Il est encore temps de choisir une autre voie. Il est encore temps d’ouvrir nos frontières et de permettre aux nouveaux arrivés de se construire une vie digne et paisible à nos côtés.

Face à la crainte que ces personnes ne s’intégrent pas, commençons par désinvestir les centaines de millions d’euros dédiés à la « protection de nos frontières » et réinvestissons ces sommes colossales dans l’avenir de nos futurs concitoyens. Les personnes en migration sont une richesse à tous égards. Elles sont un vivier d’énergie, de connaissances, de compétences, de résilience et d’espoir.
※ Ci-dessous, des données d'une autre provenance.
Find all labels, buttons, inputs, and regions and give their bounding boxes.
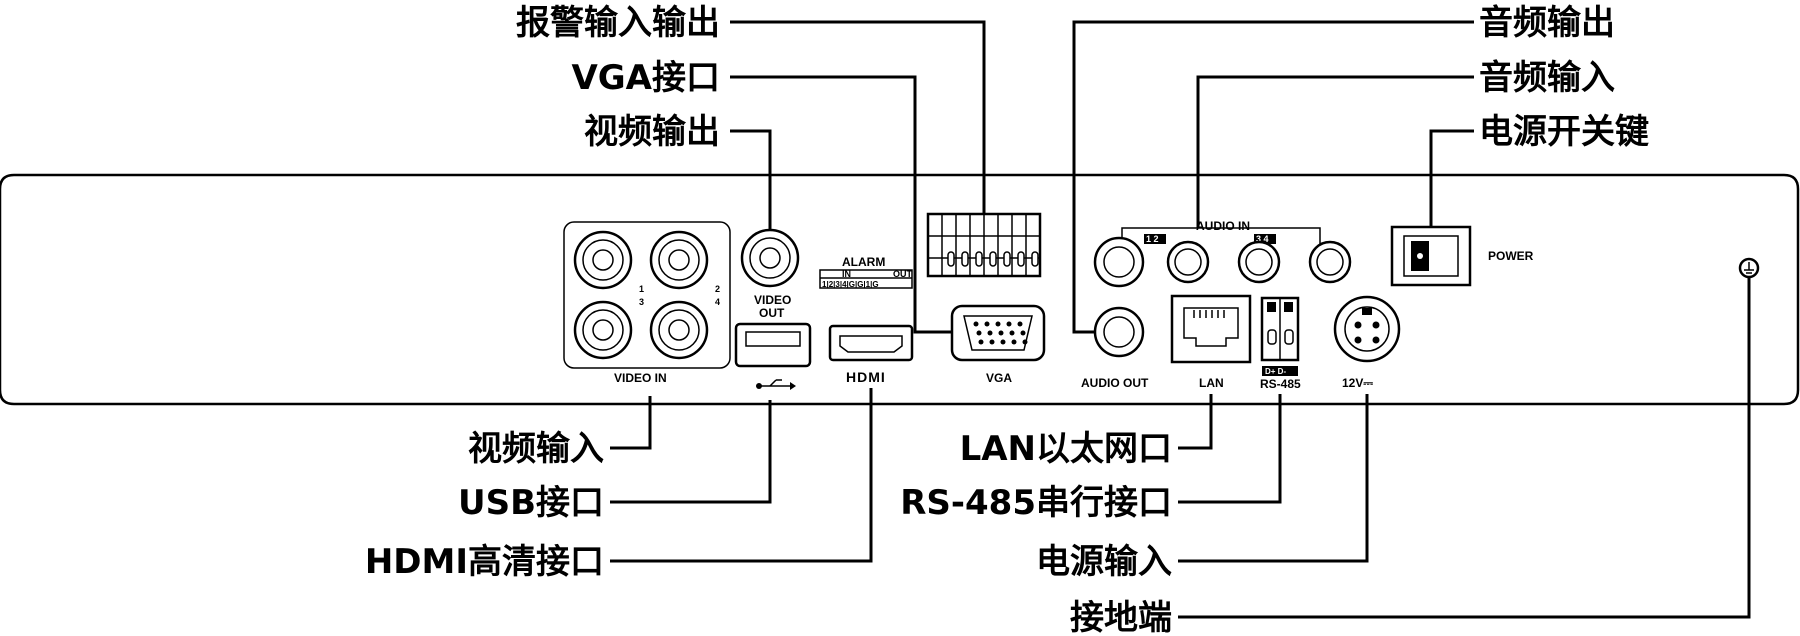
leader-video-in [610,396,652,450]
leader-alarm-io [730,20,986,214]
dc-power-input: 12V⎓ [1333,295,1401,390]
leader-video-out [730,129,772,230]
leader-vga [730,75,952,334]
bnc-number-4: 4 [715,297,720,307]
vga-label: VGA [986,371,1012,385]
lan-port: LAN [1170,294,1252,390]
alarm-in-label: IN [842,269,851,279]
power-label: POWER [1488,249,1534,263]
leader-rs485 [1178,394,1282,504]
bnc-number-1: 1 [639,284,644,294]
rs485-pin-labels: D+ D- [1265,367,1286,376]
video-in-label: VIDEO IN [614,371,667,385]
leader-audio-out [1072,20,1474,334]
audio-in-jack-4 [1308,240,1352,284]
callout-power-in: 电源输入 [1036,542,1172,582]
bnc-number-3: 3 [639,297,644,307]
callout-video-in: 视频输入 [468,429,604,469]
audio-out-label: AUDIO OUT [1081,376,1149,390]
bnc-number-2: 2 [715,284,720,294]
callout-vga: VGA接口 [571,58,720,98]
power-switch: POWER [1390,225,1534,287]
audio-in-1-2: 1 2 [1146,234,1159,244]
audio-in-3-4: 3 4 [1256,234,1269,244]
hdmi-logo-label: HDMI [846,369,886,385]
leader-power-in [1178,394,1369,563]
callout-lan: LAN以太网口 [960,429,1172,469]
alarm-pin-labels: 1|2|3|4|G|G|1|G [822,280,879,289]
callout-hdmi: HDMI高清接口 [365,542,604,582]
rs485-label: RS-485 [1260,377,1301,391]
alarm-label: ALARM [842,255,885,269]
leader-usb [610,400,772,504]
dc-input-label: 12V⎓ [1342,376,1373,390]
hdmi-port: HDMI [828,324,914,385]
video-out-label-1: VIDEO [754,293,791,307]
callout-usb: USB接口 [458,483,604,523]
callout-ground: 接地端 [1070,598,1172,636]
audio-in-jack-1 [1093,236,1145,288]
leader-hdmi [610,388,873,563]
audio-out-connector: AUDIO OUT [1081,306,1149,390]
callout-power-switch: 电源开关键 [1479,112,1649,152]
leader-audio-in [1196,75,1474,228]
vga-port: VGA [950,304,1046,385]
usb-port [734,322,812,390]
leader-lan [1178,394,1213,450]
audio-in-label: AUDIO IN [1196,219,1250,233]
alarm-block-labels: ALARM IN OUT 1|2|3|4|G|G|1|G [819,255,913,289]
usb-icon [756,379,796,390]
video-out-label-2: OUT [759,306,785,320]
bnc-connector-1 [573,230,633,290]
callout-rs485: RS-485串行接口 [900,483,1172,523]
device-chassis [0,173,1800,406]
bnc-connector-2 [649,230,709,290]
callout-audio-in: 音频输入 [1479,58,1615,98]
video-in-connectors: 1 3 2 4 VIDEO IN [563,221,731,385]
bnc-connector-4 [649,300,709,360]
lan-label: LAN [1199,376,1224,390]
alarm-terminal-block [926,212,1042,278]
bnc-connector-3 [573,300,633,360]
rs485-terminal: D+ D- RS-485 [1260,296,1301,391]
leader-ground [1178,277,1751,619]
callout-video-out: 视频输出 [584,112,720,152]
ground-terminal [1738,257,1760,279]
audio-in-jack-2 [1166,240,1210,284]
leader-power-switch [1429,129,1474,227]
audio-in-connectors: AUDIO IN 1 2 3 4 [1093,219,1352,288]
alarm-out-label: OUT [893,269,913,279]
audio-in-jack-3 [1237,240,1281,284]
callout-audio-out: 音频输出 [1479,3,1615,43]
callout-alarm-io: 报警输入输出 [516,3,720,43]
Avec un minimum d’accompagnement au début, elles pourront contribuer activement à notre société, comme bon nombre le font déjà, sans notre aide et malgré nos politiques répressives.
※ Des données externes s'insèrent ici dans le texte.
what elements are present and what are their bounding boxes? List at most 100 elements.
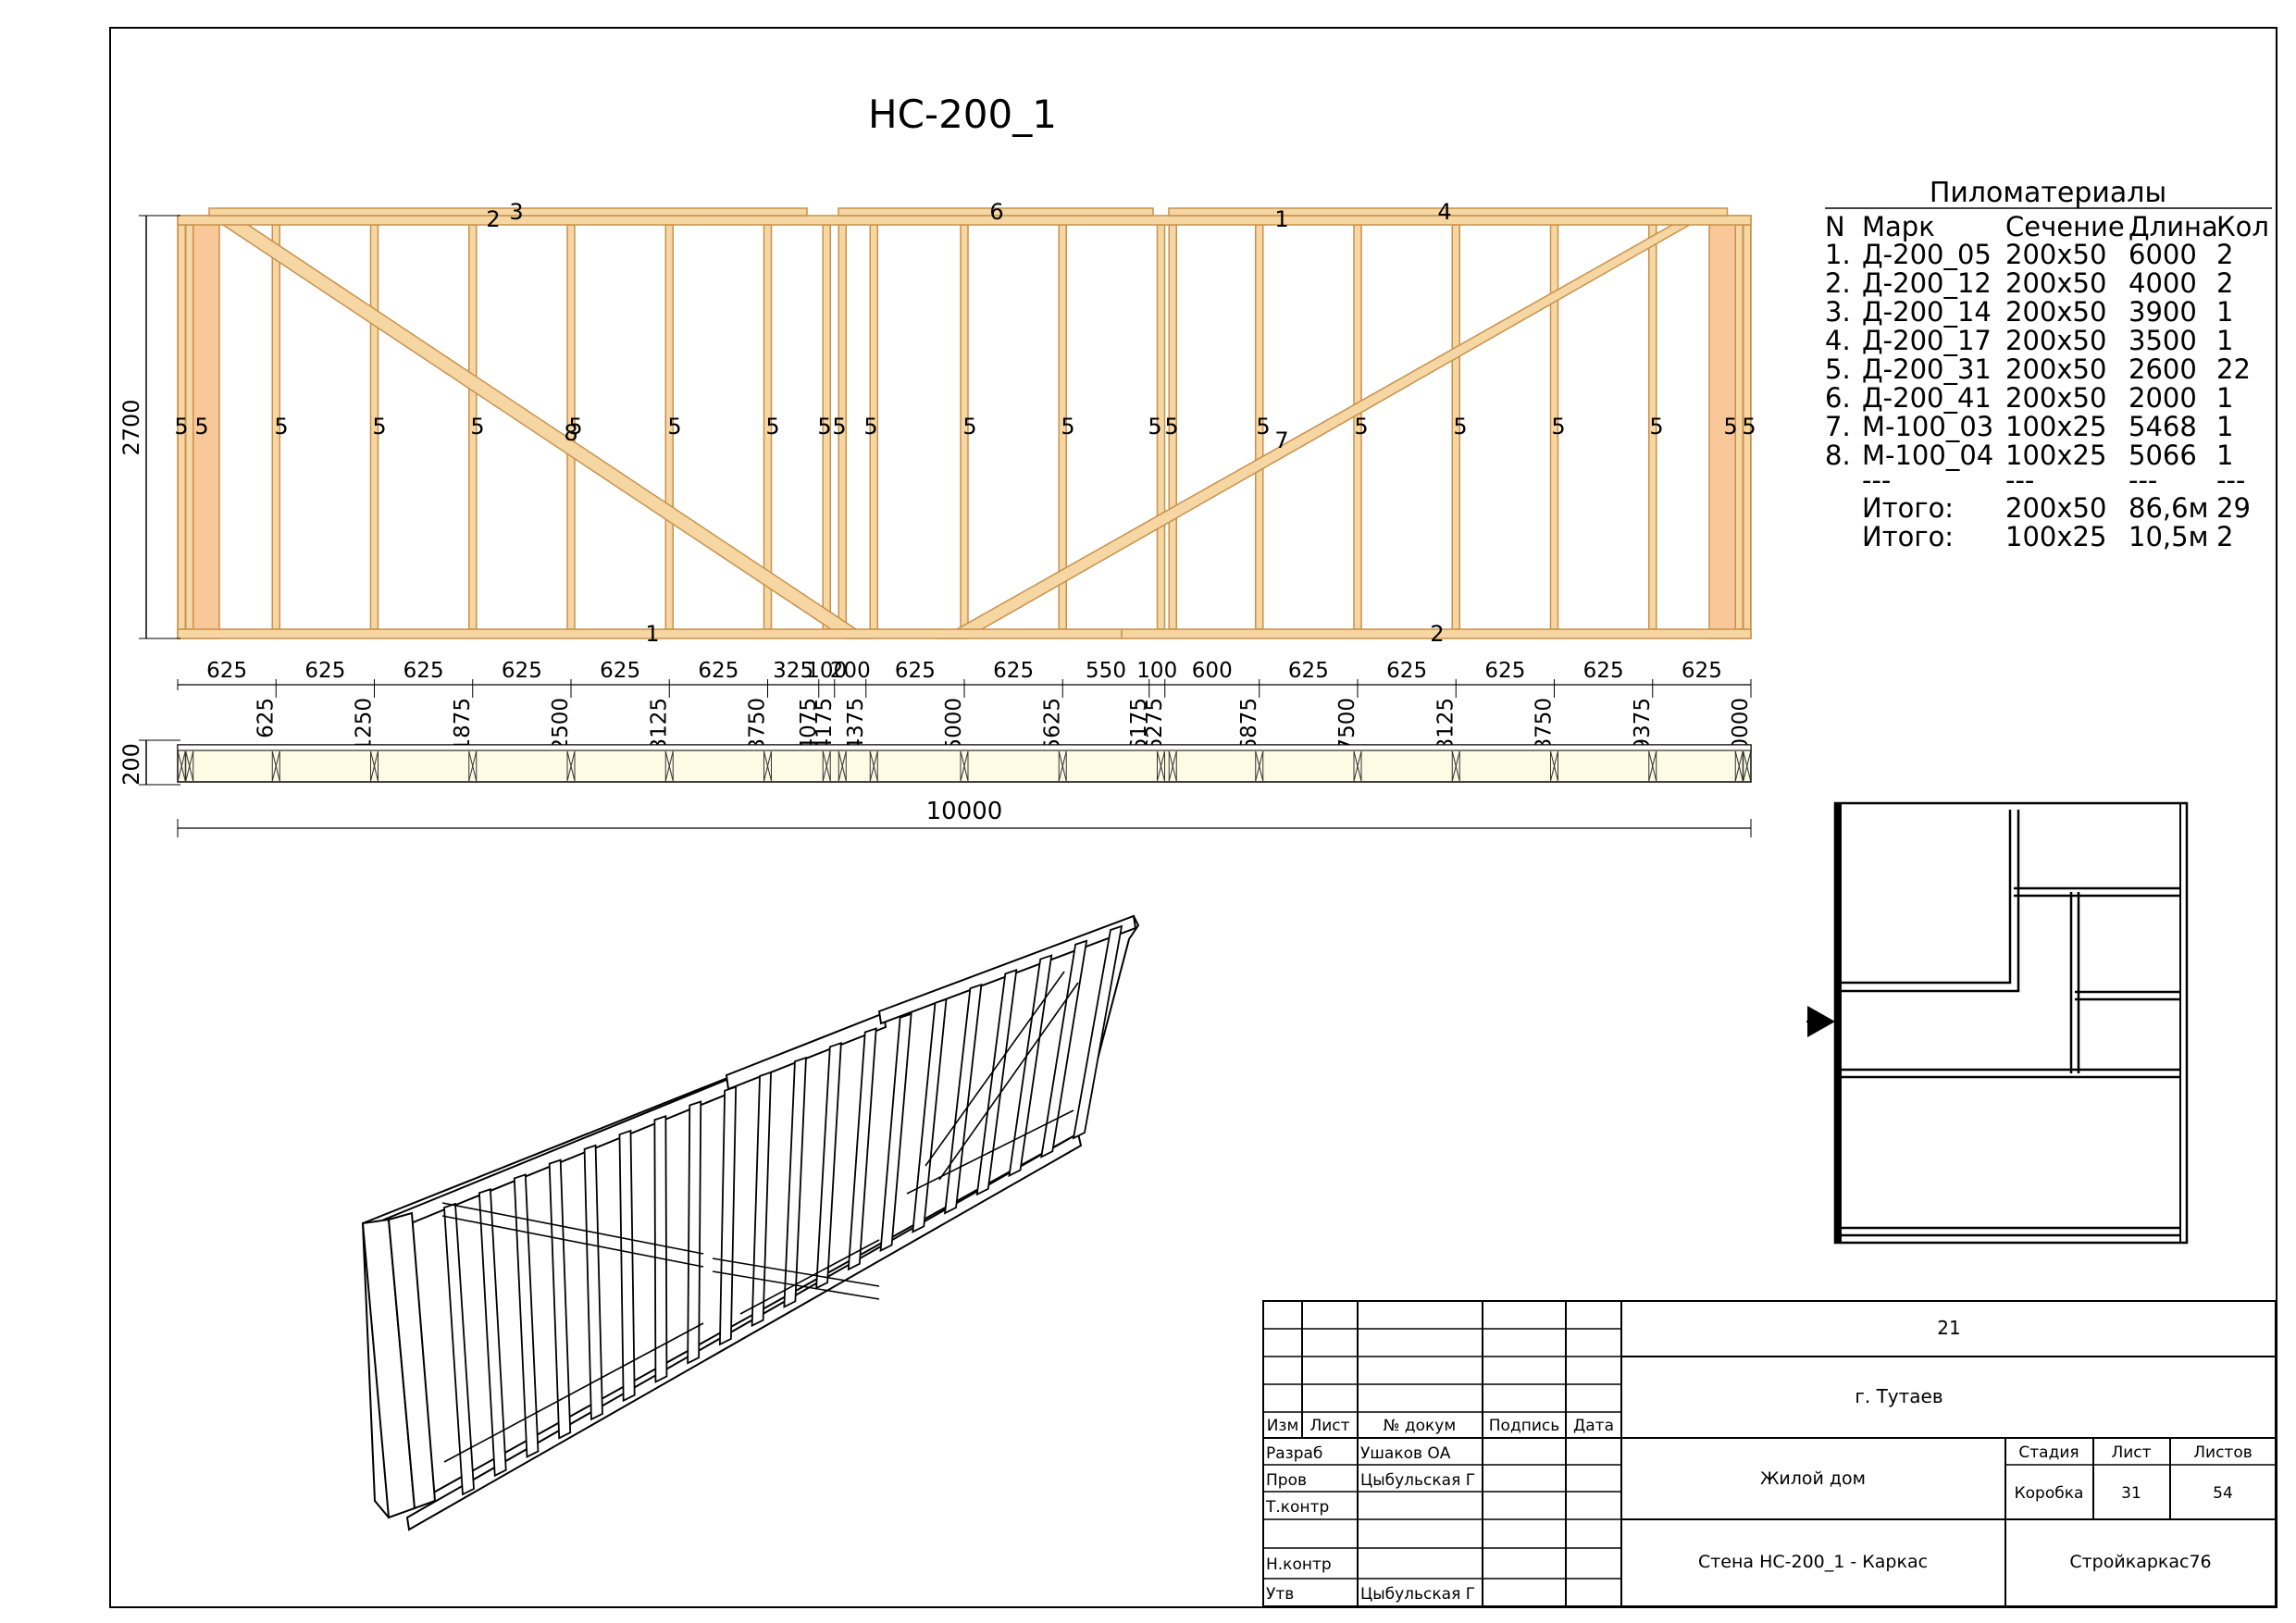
mark-stud-label: 5 [1061, 414, 1074, 440]
top-plate [177, 215, 1752, 226]
lumber-cell: 4. [1825, 325, 1851, 356]
lumber-cell: 200x50 [2005, 325, 2106, 356]
cumulative-dim-label: 2500 [549, 698, 573, 752]
segment-dim-label: 325 [773, 659, 813, 683]
segment-dim-label: 550 [1086, 659, 1126, 683]
lumber-separator: --- [2005, 465, 2034, 496]
lumber-header: N [1825, 211, 1845, 242]
stamp-role: Пров [1266, 1471, 1307, 1490]
svg-text:5: 5 [863, 414, 877, 440]
svg-text:3: 3 [509, 199, 523, 225]
mark-stud-label: 5 [832, 414, 846, 440]
stamp-sheet-label: Лист [2111, 1443, 2151, 1462]
key-plan [1806, 801, 2189, 1245]
mark-top-plate-label: 1 [1274, 206, 1288, 232]
svg-text:5: 5 [372, 414, 386, 440]
mark-stud-label: 5 [1148, 414, 1161, 440]
title-block-text: 21 г. Тутаев Жилой дом Стена НС-200_1 - … [1265, 1317, 2253, 1604]
mark-stud-label: 5 [765, 414, 779, 440]
lumber-header: Длина [2128, 211, 2218, 242]
stamp-name: Цыбульская Г [1360, 1585, 1475, 1604]
svg-text:5: 5 [274, 414, 288, 440]
lumber-cell: 200x50 [2005, 296, 2106, 328]
lumber-total-cell: 86,6м [2128, 492, 2208, 524]
lumber-total-cell: 100x25 [2005, 521, 2106, 552]
svg-text:1: 1 [645, 621, 659, 647]
depth-dimension: 200 [118, 739, 180, 786]
lumber-separator: --- [1862, 465, 1891, 496]
lumber-table-title: Пиломатериалы [1930, 177, 2166, 209]
lumber-cell: Д-200_14 [1862, 296, 1992, 328]
top-double-plate [208, 207, 808, 217]
cumulative-dim-label: 3125 [647, 698, 671, 752]
lumber-header: Кол [2216, 211, 2269, 242]
mark-stud-label: 5 [1354, 414, 1368, 440]
mark-top-plate-label: 3 [509, 199, 523, 225]
mark-stud-label: 5 [174, 414, 188, 440]
svg-text:6: 6 [989, 199, 1003, 225]
lumber-cell: 3900 [2128, 296, 2197, 328]
mark-brace-label: 8 [564, 420, 577, 446]
lumber-separator: --- [2128, 465, 2157, 496]
svg-text:5: 5 [1164, 414, 1178, 440]
lumber-cell: 1 [2216, 296, 2233, 328]
lumber-cell: 3500 [2128, 325, 2197, 356]
lumber-cell: 2600 [2128, 353, 2197, 385]
stamp-name: Цыбульская Г [1360, 1471, 1475, 1490]
svg-text:5: 5 [1256, 414, 1270, 440]
svg-text:5: 5 [1649, 414, 1663, 440]
brace-right [937, 224, 1693, 639]
svg-text:2: 2 [1430, 621, 1444, 647]
lumber-cell: 7. [1825, 411, 1851, 442]
lumber-cell: 1 [2216, 411, 2233, 442]
mark-top-plate-label: 2 [486, 206, 500, 232]
lumber-cell: 3. [1825, 296, 1851, 328]
cumulative-dim-label: 1250 [353, 698, 377, 752]
segment-dim-label: 625 [993, 659, 1034, 683]
top-double-plate [1168, 207, 1729, 217]
lumber-cell: 5468 [2128, 411, 2197, 442]
svg-text:5: 5 [1148, 414, 1161, 440]
segment-dim-label: 100 [1136, 659, 1177, 683]
stamp-col-header: Лист [1309, 1417, 1349, 1435]
cumulative-dim-label: 8750 [1533, 698, 1557, 752]
mark-stud-label: 5 [667, 414, 681, 440]
lumber-cell: 200x50 [2005, 353, 2106, 385]
wall-plan-section [177, 744, 1752, 783]
svg-text:5: 5 [1061, 414, 1074, 440]
svg-text:5: 5 [568, 414, 582, 440]
svg-text:5: 5 [470, 414, 484, 440]
lumber-cell: 5. [1825, 353, 1851, 385]
stamp-object: Жилой дом [1760, 1468, 1866, 1489]
lumber-header: Сечение [2005, 211, 2125, 242]
lumber-separator: --- [2216, 465, 2245, 496]
mark-stud-label: 5 [1723, 414, 1737, 440]
segment-dim-label: 625 [206, 659, 247, 683]
lumber-cell: Д-200_41 [1862, 382, 1992, 414]
segment-dim-label: 625 [895, 659, 936, 683]
cumulative-dim-label: 6175 [1127, 698, 1151, 752]
cumulative-dim-label: 1875 [451, 698, 475, 752]
lumber-cell: 2000 [2128, 382, 2197, 414]
lumber-cell: 8. [1825, 440, 1851, 471]
svg-text:5: 5 [1551, 414, 1565, 440]
svg-text:5: 5 [667, 414, 681, 440]
lumber-total-cell: Итого: [1862, 492, 1954, 524]
segment-dim-label: 200 [830, 659, 871, 683]
view-direction-arrow-icon [1807, 1006, 1835, 1037]
segment-dim-label: 625 [403, 659, 444, 683]
lumber-total-cell: 200x50 [2005, 492, 2106, 524]
svg-text:5: 5 [174, 414, 188, 440]
lumber-cell: 200x50 [2005, 239, 2106, 270]
mark-brace-label: 7 [1274, 427, 1288, 453]
mark-stud-label: 5 [863, 414, 877, 440]
stamp-col-header: Дата [1573, 1417, 1614, 1435]
mark-stud-label: 5 [1453, 414, 1467, 440]
svg-text:7: 7 [1274, 427, 1288, 453]
cumulative-dim-label: 4075 [797, 698, 821, 752]
stamp-stage-label: Стадия [2018, 1443, 2079, 1462]
svg-text:2: 2 [486, 206, 500, 232]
Avec un peu de volonté politique, nous pourrions ainsi transformer la prétendue « crise des migrants » [4] en ce moment de l’Histoire où les Européen-ne-s ont décidé d’abattre leurs murs et de bâtir des ponts avec les autres continents.

Voilà mon rêve pour l’Europe du XXIe siècle. Aidez-moi à le réaliser !

***

[1] Au moins l’un d’entre eux était bloqué à Melilla depuis plus de huit mois. Possible cause de ce séjour anormalement long : le refus des grévistes de demander l’asile en Espagne, par crainte de devoir y rester en vertu du réglement Dublin (une loi européenne qui oblige les personnes étrangères à déposer leur demande d’asile dans le premier Etat européen où elles posent les pieds). Ils ont finalement abandonné leur grève de la faim, trop faibles pour continuer. En réaction, les autorités locales ont eu l’indécence et le cynisme de qualifier leur protestation collective de « chantage » auprès de l’administration, tout en affirmant que ces quinze Syriens auraient très bien pu demander l’asile et ainsi être transférés à la péninsule dans de meilleurs délais.
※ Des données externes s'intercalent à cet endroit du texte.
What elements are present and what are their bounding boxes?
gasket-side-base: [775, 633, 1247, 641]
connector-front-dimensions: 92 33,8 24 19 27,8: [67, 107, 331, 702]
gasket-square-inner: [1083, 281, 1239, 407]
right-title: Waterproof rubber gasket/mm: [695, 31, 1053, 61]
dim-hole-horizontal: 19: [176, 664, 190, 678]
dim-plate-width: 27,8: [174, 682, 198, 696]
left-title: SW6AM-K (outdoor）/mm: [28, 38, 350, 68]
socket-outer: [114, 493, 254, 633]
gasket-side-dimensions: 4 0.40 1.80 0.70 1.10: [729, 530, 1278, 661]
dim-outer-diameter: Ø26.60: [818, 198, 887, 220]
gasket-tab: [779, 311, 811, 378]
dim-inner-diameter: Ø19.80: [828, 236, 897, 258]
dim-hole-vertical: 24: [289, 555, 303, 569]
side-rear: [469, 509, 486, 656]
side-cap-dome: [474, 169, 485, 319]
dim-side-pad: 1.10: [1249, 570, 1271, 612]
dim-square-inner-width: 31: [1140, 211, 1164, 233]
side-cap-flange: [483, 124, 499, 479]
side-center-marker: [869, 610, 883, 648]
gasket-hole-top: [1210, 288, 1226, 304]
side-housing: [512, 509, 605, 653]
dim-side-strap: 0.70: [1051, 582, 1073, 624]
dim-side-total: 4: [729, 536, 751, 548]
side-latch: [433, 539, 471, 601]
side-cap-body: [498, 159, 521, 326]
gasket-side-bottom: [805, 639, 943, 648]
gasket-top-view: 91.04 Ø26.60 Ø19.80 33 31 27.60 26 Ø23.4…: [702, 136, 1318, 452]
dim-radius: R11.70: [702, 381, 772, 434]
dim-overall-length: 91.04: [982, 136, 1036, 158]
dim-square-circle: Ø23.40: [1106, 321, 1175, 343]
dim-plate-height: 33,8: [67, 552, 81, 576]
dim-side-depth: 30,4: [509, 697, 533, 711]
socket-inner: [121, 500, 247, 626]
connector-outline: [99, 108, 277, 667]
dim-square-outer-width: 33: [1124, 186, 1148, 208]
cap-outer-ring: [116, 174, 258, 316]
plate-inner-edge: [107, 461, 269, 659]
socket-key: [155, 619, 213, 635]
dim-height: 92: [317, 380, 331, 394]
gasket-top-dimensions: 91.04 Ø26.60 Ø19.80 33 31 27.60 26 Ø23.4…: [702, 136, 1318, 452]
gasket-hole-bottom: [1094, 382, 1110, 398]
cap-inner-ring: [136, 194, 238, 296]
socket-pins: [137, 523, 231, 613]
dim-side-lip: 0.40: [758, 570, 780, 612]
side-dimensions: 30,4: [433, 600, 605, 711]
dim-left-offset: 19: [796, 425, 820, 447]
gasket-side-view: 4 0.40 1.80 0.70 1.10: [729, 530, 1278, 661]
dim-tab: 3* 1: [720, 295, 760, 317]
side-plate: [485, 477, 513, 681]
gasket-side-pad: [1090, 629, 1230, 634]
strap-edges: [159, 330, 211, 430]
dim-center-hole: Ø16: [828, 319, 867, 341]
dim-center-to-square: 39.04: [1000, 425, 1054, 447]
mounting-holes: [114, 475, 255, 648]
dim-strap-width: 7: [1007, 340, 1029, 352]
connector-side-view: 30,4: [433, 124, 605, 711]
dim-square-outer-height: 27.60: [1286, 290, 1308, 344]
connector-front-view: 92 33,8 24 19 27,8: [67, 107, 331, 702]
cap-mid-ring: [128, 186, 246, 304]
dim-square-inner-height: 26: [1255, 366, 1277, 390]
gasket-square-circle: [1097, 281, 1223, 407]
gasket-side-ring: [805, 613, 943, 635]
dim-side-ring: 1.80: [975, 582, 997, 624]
[2] La première affaire (N.D. et N.T. c. Espagne) concerne le refoulement d’un Malien et d’un Ivoirien le 13 août 2014, clairement documenté par José Palazón dans une vidéo disponible en ligne. La deuxième affaire (Doumbe Nnabuchi c. Espagne) concerne le refoulement particulièrement violent d’un Camerounais le 15 octobre 2014, également documenté par José Palazón dans une vidéo disponible en ligne.

[3] Je mets des guillemets pour souligner l’illégitimité des lois qui illégalisent la mobilité humaine.

[4] C’est en réalité une crise des politiques migratoires européennes, dont l’approche sécuritaire est un échec manifeste.